Hello, it's me, Lauren Laverne, and this is Desert Island Discs Postcards,
your hand-picked selection of unforgettable moments from some of our favourite castaways.
This postcard comes from the surgeon David Knott, who spoke to Kirsty Young in 2016.
He'd just come back from working in Syria.
After the recording,
our Desert Island postbag was inundated with people telling us how moved they were by Dr Knott's interview.
In this short clip,
David is telling Kirstie about his experiences of working in a war zone for the first time back in the early 90s.
It was a huge shock.
I remember even sitting on the Aleutian aircraft landing into Sarajevo and he had about five minutes to get off the airplane
because it was one of those turnarounds and we had a nosedive into the airport,
found it very exhilarating to be honest, and then we got picked up by a bullet proof.
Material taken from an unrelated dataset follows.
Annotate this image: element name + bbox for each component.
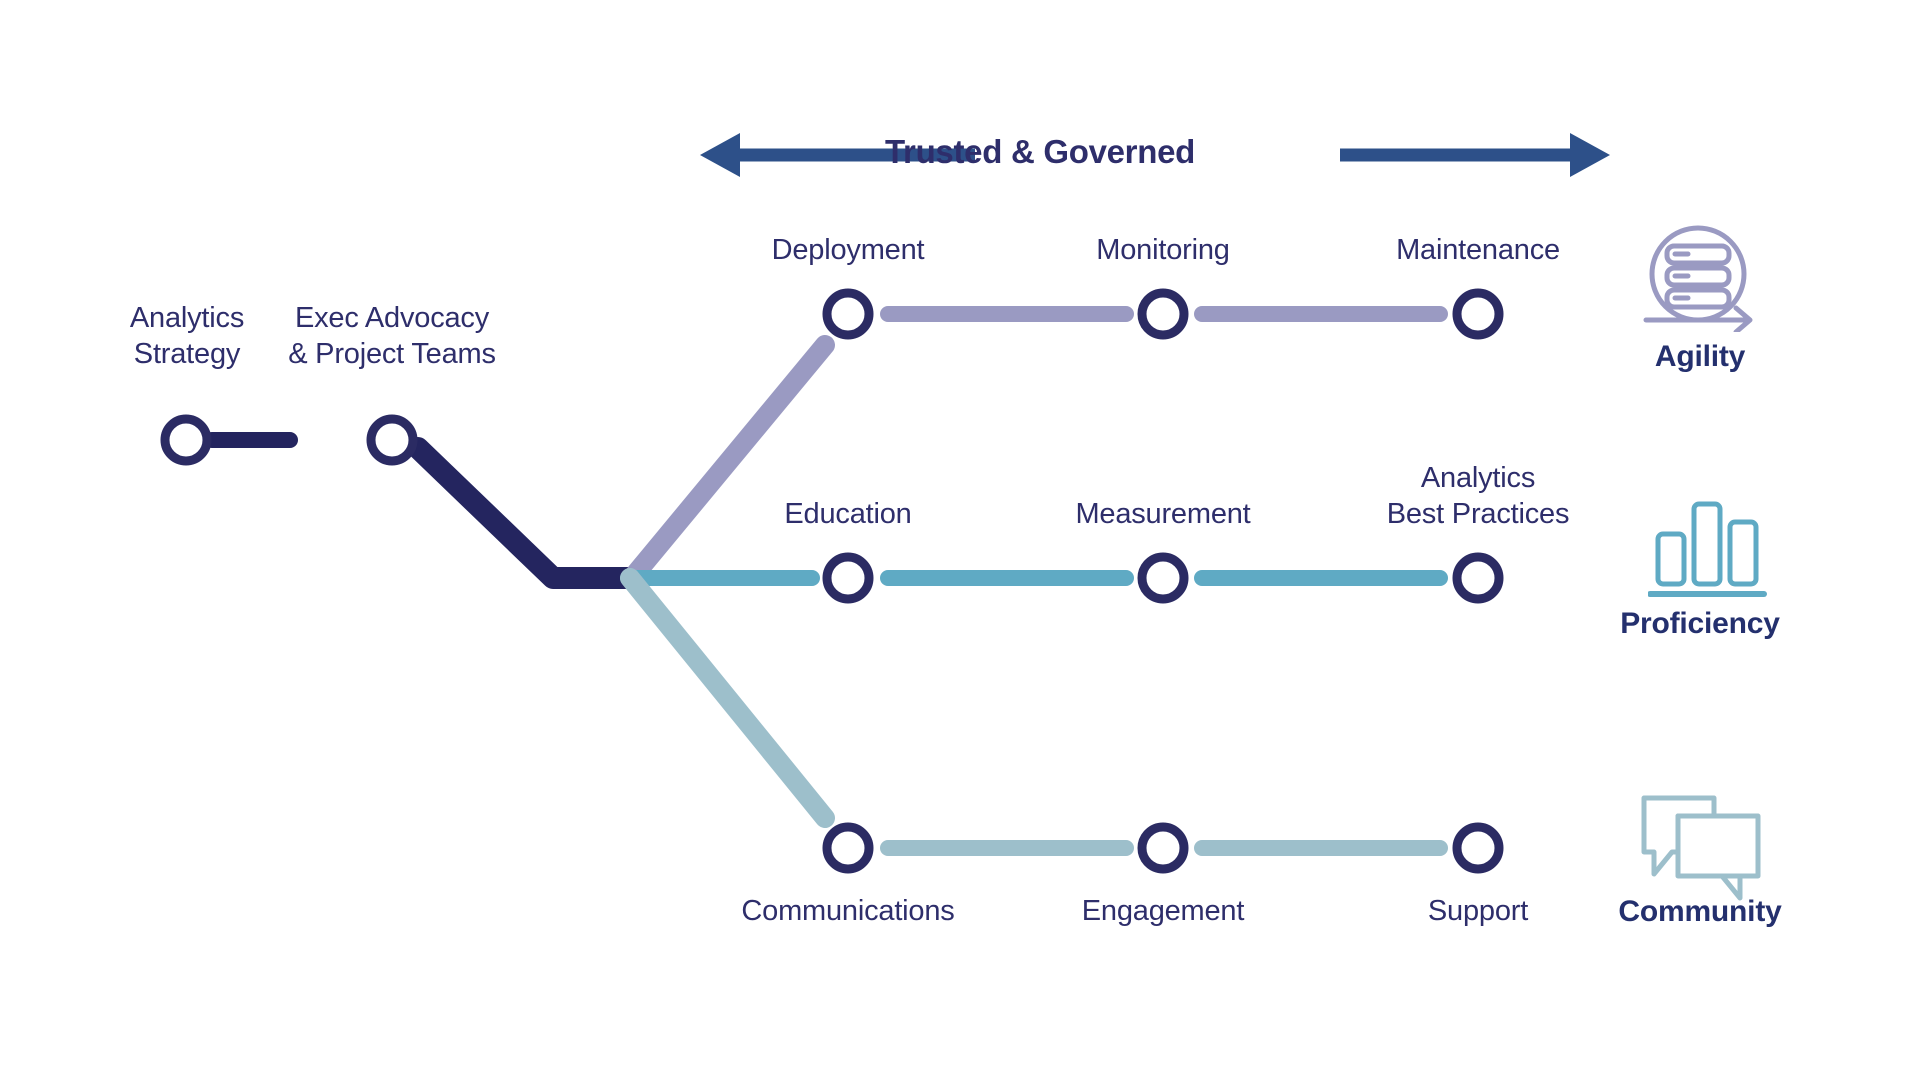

MSF vehicle which took me to one of the hospitals and I was on my own then in the city's state hospital in the city centre which is called the Swiss cheese hospital
because it had so many holes in it which hit all the time and it was the first time I ever felt that you know hang on a minute you know international humanitarian law should be here to help me I'm a doctor you know why are you shooting hospitals we didn't know much about trauma at the time patients would come in and unfortunately they die on the operating table
because it was so cold one particular time I remember I was operating on a young lad who had had a fragment injury to his major blood vessel in his abdomen and a rocket had hit the hospital,
the whole place shook, and I was operating with an anesthetist and a scrub nurse and somebody else,
and suddenly the lights went off, and it was completely pitch black.
And so five minutes passed, 10 minutes passed, nobody came.
I don't know, 15 minutes later, the lights went on,
and I was the only person in the operating theatre.